FOLK TALKS AT THE TOWN HALL 2023
Johnny Campbell - Saturday afternoon 12.00-1.00pm
Class Trespass: How Radical Histories Interlink with Folk Music and Class Struggles.
This talk will encompass the mass Trespass events of old, the modern Right to Roam movement and how Folk music has always been an integral part of struggles for justice. How he left has always used music and culture to spread it's message.
Johnny Campbell is a musician from West Yorkshire and focuses on Northern English radical song and story and the connection (and disconnection) to the land. He's also a writer for Britain's biggest selling outdoor magazine, Country Walking and an advocate for the Right to Roam campaign.
Emily Oldfield - Saturday afternoon 1.20-2.20pm
Off the (b)eaten track – A Talk Exploring the Local Landscape and Folk Customs, Through Food!

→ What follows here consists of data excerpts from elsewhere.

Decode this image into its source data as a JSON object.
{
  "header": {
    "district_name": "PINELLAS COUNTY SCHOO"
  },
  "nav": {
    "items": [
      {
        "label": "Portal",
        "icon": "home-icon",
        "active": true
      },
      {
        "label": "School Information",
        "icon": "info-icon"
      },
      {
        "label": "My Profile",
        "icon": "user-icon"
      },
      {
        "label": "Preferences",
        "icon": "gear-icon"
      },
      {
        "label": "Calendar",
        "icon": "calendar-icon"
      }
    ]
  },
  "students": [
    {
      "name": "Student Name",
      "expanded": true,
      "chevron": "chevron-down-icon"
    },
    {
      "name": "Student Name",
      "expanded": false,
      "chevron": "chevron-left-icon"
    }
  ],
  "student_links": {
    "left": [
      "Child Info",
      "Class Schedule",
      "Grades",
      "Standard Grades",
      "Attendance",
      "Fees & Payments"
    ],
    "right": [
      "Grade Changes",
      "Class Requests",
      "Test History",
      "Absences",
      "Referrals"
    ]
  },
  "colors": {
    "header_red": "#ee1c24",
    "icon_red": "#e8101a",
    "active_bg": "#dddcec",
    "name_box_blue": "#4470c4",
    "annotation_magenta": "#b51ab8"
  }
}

So often contemporary ‘food culture’ can seem like an exclusive field – encompassing restaurants, reviews, arguments about ‘taste’… and usually involving money. It can feel divisive. Yet, the need for food is universal; it connects us to each other and our surroundings, across time. In this talk, Emily Oldfield will explore how the human histories in this landscape have been shaped by food and how food has shaped them – through agriculture, industry, song and story. Routes and recipes intertwine to offer a different approach to this area of the North, with a determination to uncover often-obscured working-class histories that make this place what it is.
Emily is a writer and poet currently working on Scraps, a book following her journey from Burnley (where she was born) to West Yorkshire (where she lives now), wandering the ways of trade and transportation, in search of a much more far-reaching food culture.
Joe Solo - Saturday afternoon 2.40-3.40pm
Where HAVE all the flowers gone?
What do Sir Isaac Newton, Karl Marx, Antonio Gramsci and Monty Python have in common? They have all helped explain the role of Folk music in shaping society. In this talk, we'll explore the symbiosis between Folk and Punk, the urgent need to re-embrace protest, and why one pithy joke in Life Of Brian defines the failure of the Left to combat the rise of Neoliberalism like nothing else.
Joe Solo is an award-winning musician, writer, poet, activist, broadcaster and washing machine engineer from Scarborough.